Mr. Achebe, who was the David and Marianna Fisher University Professor of Africana Studies and Literary Arts, died on March 21 this year at the age of 82.

His agent, the Wylie Agency, reported the record-selling performance as Things Fall Apart celebrates its 55th year of continuous publication.

Mr. Achebe was born on November 16, 1930 and attended the elite Government College Umuahia as well as University College, Ibadan – affiliated with the University of London – where his studies focused on literature, religion and history. Born to Isaiah Okafor Achebe and Janet Achebe, earlier converts to the Anglican Church, Mr. Achebe was a precocious and intellectually gifted child.

 

His father became a catechist for the Church Missionary Society, traveling in different parts of the southeastern part of Nigeria to spread the Christian gospel. The late author and numerous scholars have written extensively about the way his artistic outlook and worldview was shaped by early exposure to Christian upbringing.

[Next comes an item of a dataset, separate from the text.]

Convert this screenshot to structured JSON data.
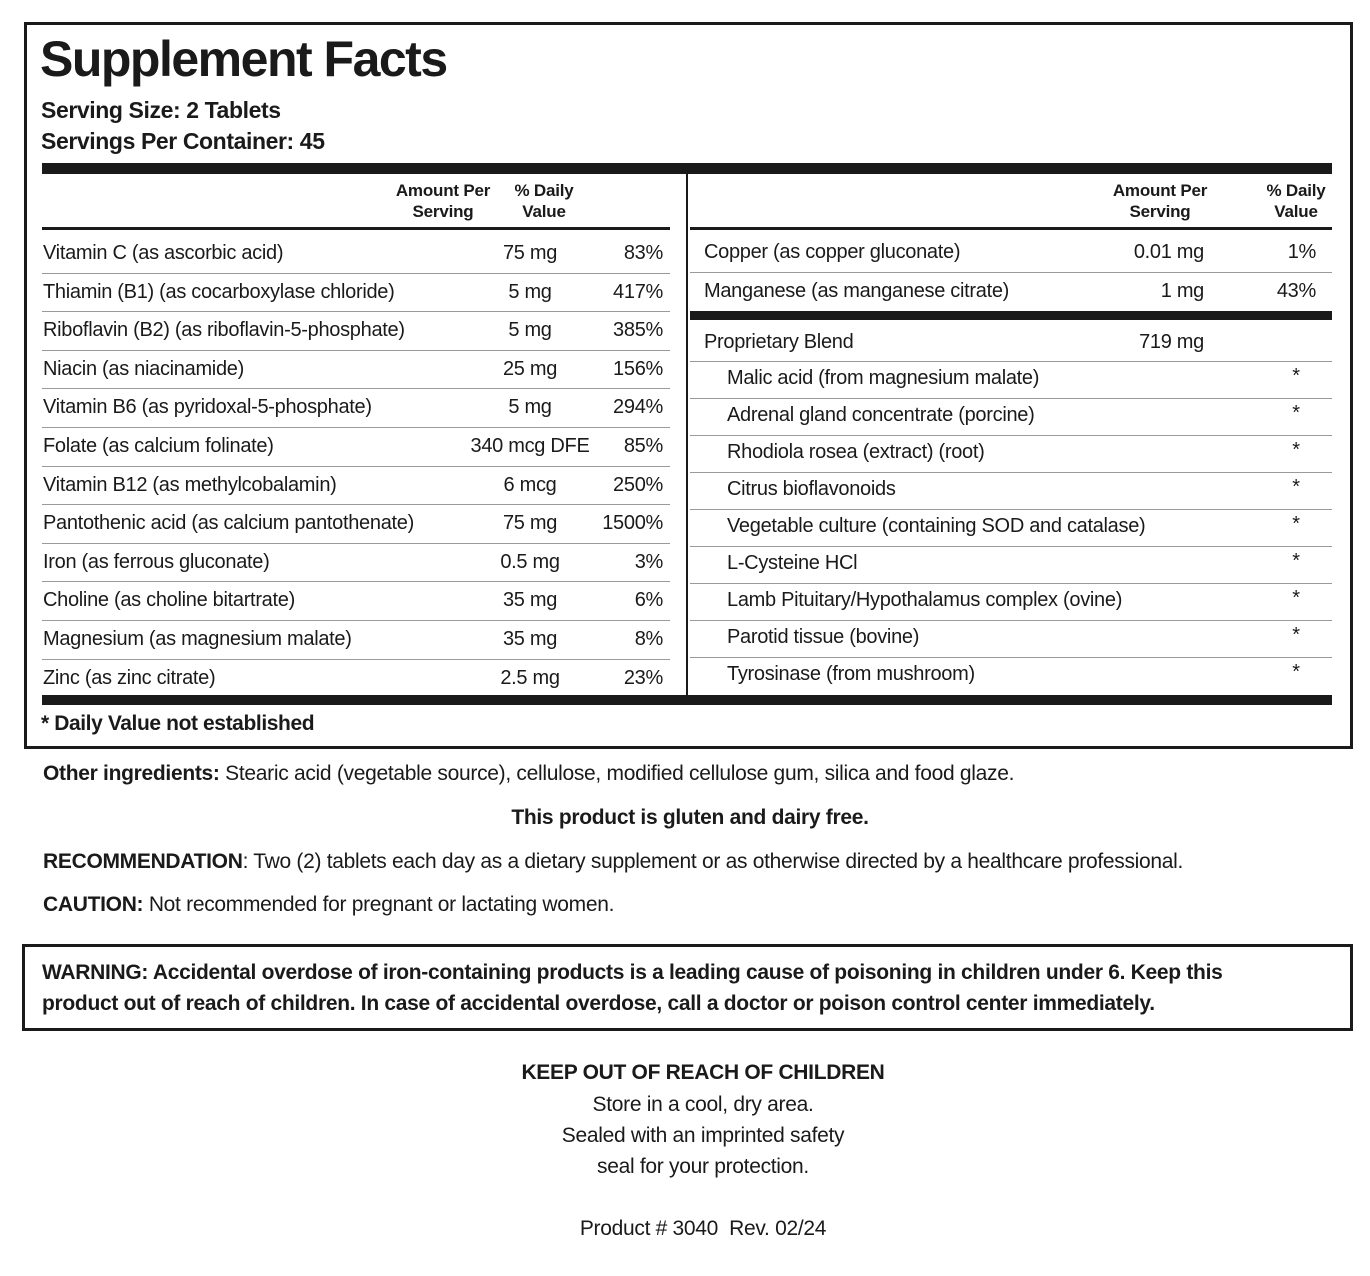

The early success of Things Fall Apart established Achebe’s great and unique powers as a writer and cultural advocate and also gave a global impetus to creative works by other authors from an African continent emerging from a debilitating phase of colonial subjugation. Mr. Achebe remained in the first rank of writers in the world, producing an impressive oeuvre that including five novels, several essay collections, poetry, children’s books, memoir, and political treatises. His other novels, Arrow of God, No Longer at Ease, A Man of the People, and Anthills of the Savannah, also met with great commercial success and critical acclaim. While Mr. Achebe is most well known around the world for his first novel, Things Fall Apart, many scholars and critics regard his third novel, Arrow of God, as his most powerful work, with the late Emmanuel Obiechina, a highly regarded literary scholar, praising the novel for its “composite grandeur.”

Yet, it is Things Fall Apart, which portrays a traditional Igbo community at the moment of contact and tension with imperial British power, that continues to hold the fascination of readers drawn to its elegiac air and evocation of a world threatened by the entwined forces of Christianity and colonialism.

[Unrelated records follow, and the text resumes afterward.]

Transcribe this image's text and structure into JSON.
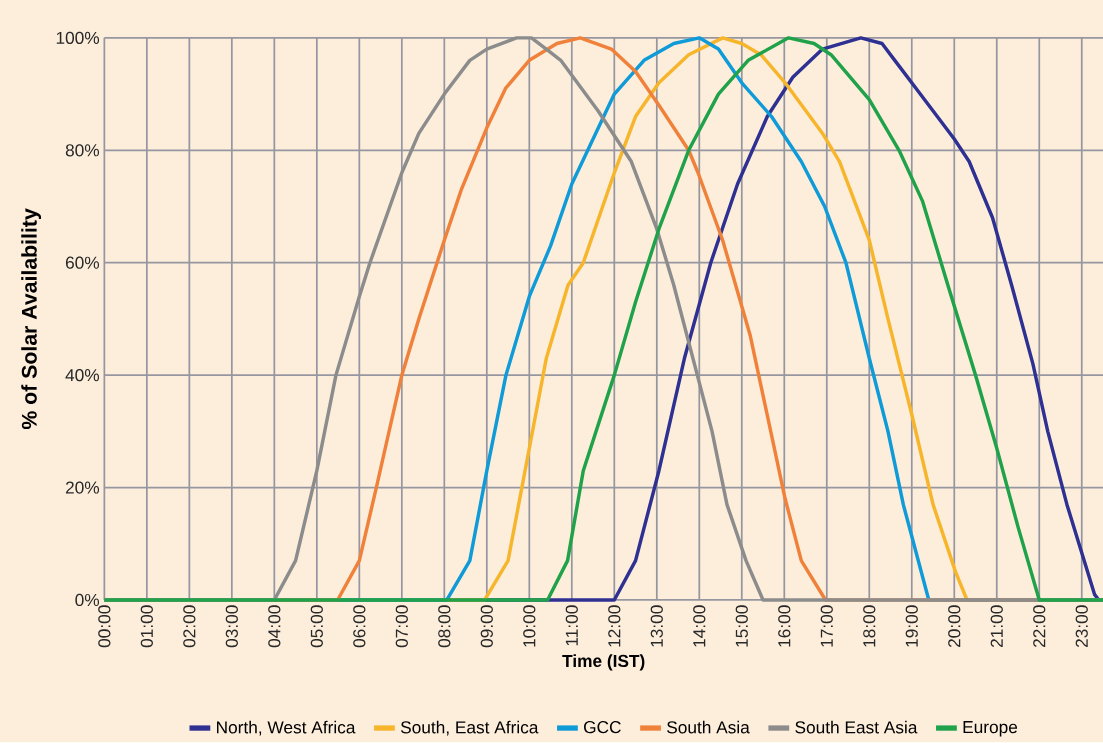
{
  "chart_data": {
    "type": "line",
    "xlabel": "Time (IST)",
    "ylabel": "% of Solar Availability",
    "xlim": [
      0,
      23.5
    ],
    "ylim": [
      0,
      100
    ],
    "xticks": [
      {
        "value": 0,
        "label": "00:00"
      },
      {
        "value": 1,
        "label": "01:00"
      },
      {
        "value": 2,
        "label": "02:00"
      },
      {
        "value": 3,
        "label": "03:00"
      },
      {
        "value": 4,
        "label": "04:00"
      },
      {
        "value": 5,
        "label": "05:00"
      },
      {
        "value": 6,
        "label": "06:00"
      },
      {
        "value": 7,
        "label": "07:00"
      },
      {
        "value": 8,
        "label": "08:00"
      },
      {
        "value": 9,
        "label": "09:00"
      },
      {
        "value": 10,
        "label": "10:00"
      },
      {
        "value": 11,
        "label": "11:00"
      },
      {
        "value": 12,
        "label": "12:00"
      },
      {
        "value": 13,
        "label": "13:00"
      },
      {
        "value": 14,
        "label": "14:00"
      },
      {
        "value": 15,
        "label": "15:00"
      },
      {
        "value": 16,
        "label": "16:00"
      },
      {
        "value": 17,
        "label": "17:00"
      },
      {
        "value": 18,
        "label": "18:00"
      },
      {
        "value": 19,
        "label": "19:00"
      },
      {
        "value": 20,
        "label": "20:00"
      },
      {
        "value": 21,
        "label": "21:00"
      },
      {
        "value": 22,
        "label": "22:00"
      },
      {
        "value": 23,
        "label": "23:00"
      }
    ],
    "yticks": [
      {
        "value": 0,
        "label": "0%"
      },
      {
        "value": 20,
        "label": "20%"
      },
      {
        "value": 40,
        "label": "40%"
      },
      {
        "value": 60,
        "label": "60%"
      },
      {
        "value": 80,
        "label": "80%"
      },
      {
        "value": 100,
        "label": "100%"
      }
    ],
    "grid": true,
    "legend": "bottom",
    "marker": "none",
    "line_style": "solid",
    "series": [
      {
        "name": "North, West Africa",
        "color": "#2e3192",
        "x": [
          0,
          12.0,
          12.5,
          13.05,
          13.65,
          14.27,
          14.9,
          15.6,
          16.2,
          16.9,
          17.8,
          18.3,
          18.6,
          19.2,
          20.0,
          20.35,
          20.9,
          21.35,
          21.85,
          22.2,
          22.65,
          23.3,
          23.4,
          23.5
        ],
        "values": [
          0,
          0,
          7,
          23,
          43,
          60,
          74,
          86,
          93,
          98,
          100,
          99,
          96,
          90,
          82,
          78,
          68,
          56,
          42,
          30,
          17,
          1,
          0,
          0
        ]
      },
      {
        "name": "South, East Africa",
        "color": "#f7b52c",
        "x": [
          0,
          8.95,
          9.5,
          10.0,
          10.4,
          10.91,
          11.27,
          12.0,
          12.5,
          13.05,
          13.75,
          14.55,
          15.0,
          15.45,
          16.02,
          16.9,
          17.3,
          18.0,
          18.44,
          19.0,
          19.5,
          20.03,
          20.3,
          23.5
        ],
        "values": [
          0,
          0,
          7,
          27,
          43,
          56,
          60,
          76,
          86,
          92,
          97,
          100,
          99,
          97,
          92,
          83,
          78,
          64,
          50,
          33,
          17,
          5,
          0,
          0
        ]
      },
      {
        "name": "GCC",
        "color": "#0f9ad8",
        "x": [
          0,
          8.06,
          8.6,
          9.0,
          9.45,
          10.0,
          10.5,
          11.0,
          12.0,
          12.7,
          13.4,
          14.0,
          14.45,
          15.0,
          15.7,
          16.4,
          16.95,
          17.45,
          18.0,
          18.44,
          18.8,
          19.4,
          23.5
        ],
        "values": [
          0,
          0,
          7,
          23,
          40,
          54,
          63,
          74,
          90,
          96,
          99,
          100,
          98,
          92,
          86,
          78,
          70,
          60,
          43,
          30,
          17,
          0,
          0
        ]
      },
      {
        "name": "South Asia",
        "color": "#f0813a",
        "x": [
          0,
          5.49,
          6.0,
          6.4,
          7.0,
          7.4,
          8.0,
          8.4,
          9.0,
          9.44,
          10.0,
          10.65,
          11.2,
          11.93,
          12.5,
          13.05,
          13.75,
          13.97,
          14.55,
          15.2,
          16.02,
          16.4,
          16.97,
          23.5
        ],
        "values": [
          0,
          0,
          7,
          20,
          40,
          50,
          64,
          73,
          84,
          91,
          96,
          99,
          100,
          98,
          94,
          88,
          80,
          76,
          64,
          47,
          18,
          7,
          0,
          0
        ]
      },
      {
        "name": "South East Asia",
        "color": "#8c8c8c",
        "x": [
          0,
          4.0,
          4.5,
          5.0,
          5.45,
          6.0,
          6.25,
          7.0,
          7.4,
          8.0,
          8.6,
          9.0,
          9.7,
          10.05,
          10.4,
          10.74,
          11.62,
          12.4,
          13.0,
          13.4,
          13.85,
          14.3,
          14.65,
          15.1,
          15.5,
          23.5
        ],
        "values": [
          0,
          0,
          7,
          23,
          40,
          54,
          60,
          76,
          83,
          90,
          96,
          98,
          100,
          100,
          98,
          96,
          87,
          78,
          66,
          56,
          43,
          30,
          17,
          7,
          0,
          0
        ]
      },
      {
        "name": "Europe",
        "color": "#1fa24a",
        "x": [
          0,
          10.43,
          10.9,
          11.27,
          12.0,
          12.5,
          13.05,
          13.75,
          14.45,
          15.15,
          16.1,
          16.7,
          17.1,
          18.0,
          18.7,
          19.25,
          19.85,
          20.5,
          21.0,
          21.5,
          22.0,
          23.5
        ],
        "values": [
          0,
          0,
          7,
          23,
          40,
          53,
          66,
          80,
          90,
          96,
          100,
          99,
          97,
          89,
          80,
          71,
          56,
          40,
          27,
          13,
          0,
          0
        ]
      }
    ]
  }
}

Achebe’s works have garnered numerous international prizes, awards for artistic excellence, and earned him more than forty honorary doctorates from universities in Africa, Asia, Europe and the United States. A recipient of the Nigerian National Merit Award, his country’s highest accolade for intellectual accomplishment, Mr. Achebe was to later express his outrage at the desultory state of affairs in his country by refusing to accept two national honors given to him by former President Olusegun Obasanjo and President Goodluck Jonathan. In the last ten years of his life, he won several prestigious awards and honors, including an award for lifetime achievement by the New York-based National Art Society, the Man Booker International Prize (2007) for his artistic output as well as the Dorothy and Lillian Gish Prize (2010) for using his art and cultural advocacy to make the world a more beautiful place.

Mr. Achebe’s last book, There Was A Country, was published in 2012. Part memoir and part reflection on the Biafran War (1967-1970), the book inspired Foreign Policy magazine to include the author on a list of the Top100 Global Thinkers of 2012. The publication said Mr. Achebe’s achievement lay in “forcing Africans to examine their demons.”

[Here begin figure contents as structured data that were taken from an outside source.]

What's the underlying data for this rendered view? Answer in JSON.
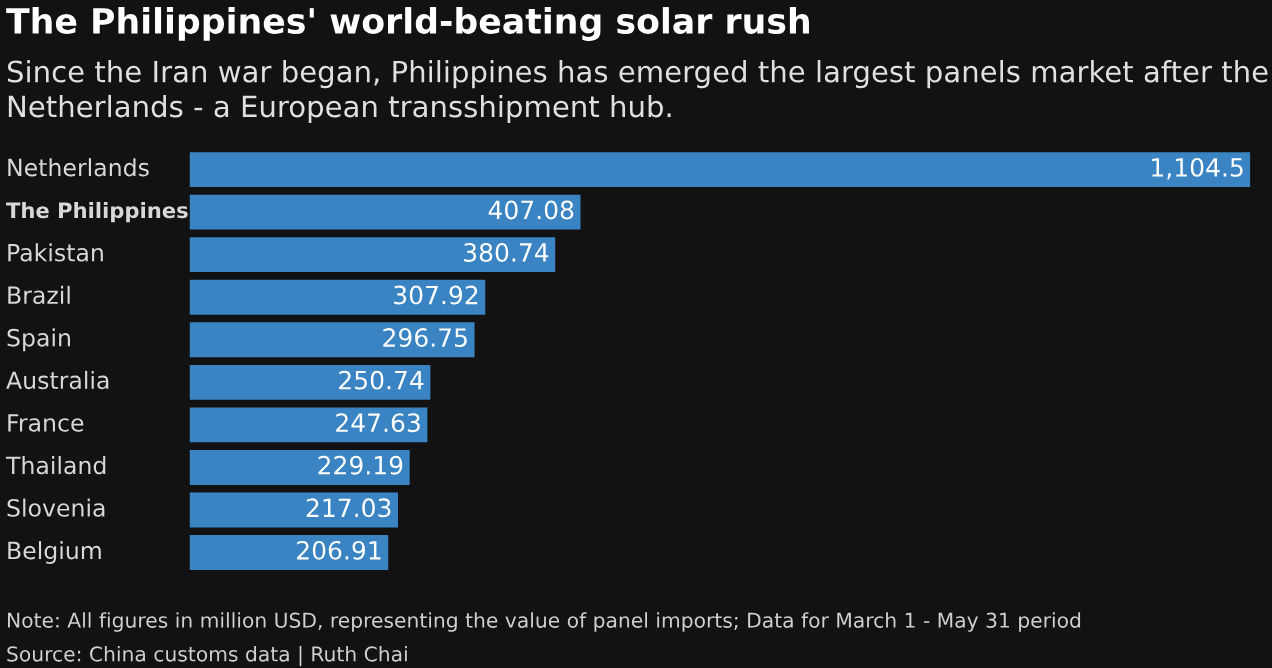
{
  "chart_data": {
    "type": "bar",
    "orientation": "horizontal",
    "title": "The Philippines' world-beating solar rush",
    "subtitle": "Since the Iran war began, Philippines has emerged the largest panels market after the Netherlands - a European transshipment hub.",
    "categories": [
      "Netherlands",
      "The Philippines",
      "Pakistan",
      "Brazil",
      "Spain",
      "Australia",
      "France",
      "Thailand",
      "Slovenia",
      "Belgium"
    ],
    "values": [
      1104.5,
      407.08,
      380.74,
      307.92,
      296.75,
      250.74,
      247.63,
      229.19,
      217.03,
      206.91
    ],
    "value_labels": [
      "1,104.5",
      "407.08",
      "380.74",
      "307.92",
      "296.75",
      "250.74",
      "247.63",
      "229.19",
      "217.03",
      "206.91"
    ],
    "color": "#3a84c4",
    "annotations": [
      "Note: All figures in million USD, representing the value of panel imports; Data for March 1 - May 31 period",
      "Source: China customs data | Ruth Chai"
    ],
    "grid": false,
    "legend": false,
    "tick_labels": false
  }
}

A global literary luminary, Mr. Achebe inspired other writers as well as political figures in Africa and beyond. The revered South African leader, Nelson Mandela, once described Achebe as a writer “in whose company the prison walls fell down.” The late author founded the Chinua Achebe Foundation chaired by Archbishop Desmond Tutu. The foundation seeks to promote peace through the arts; to showcase Africa’s complex cultural heritage to the world, and to recapture lost components of Africa’s fine art, literature and languages.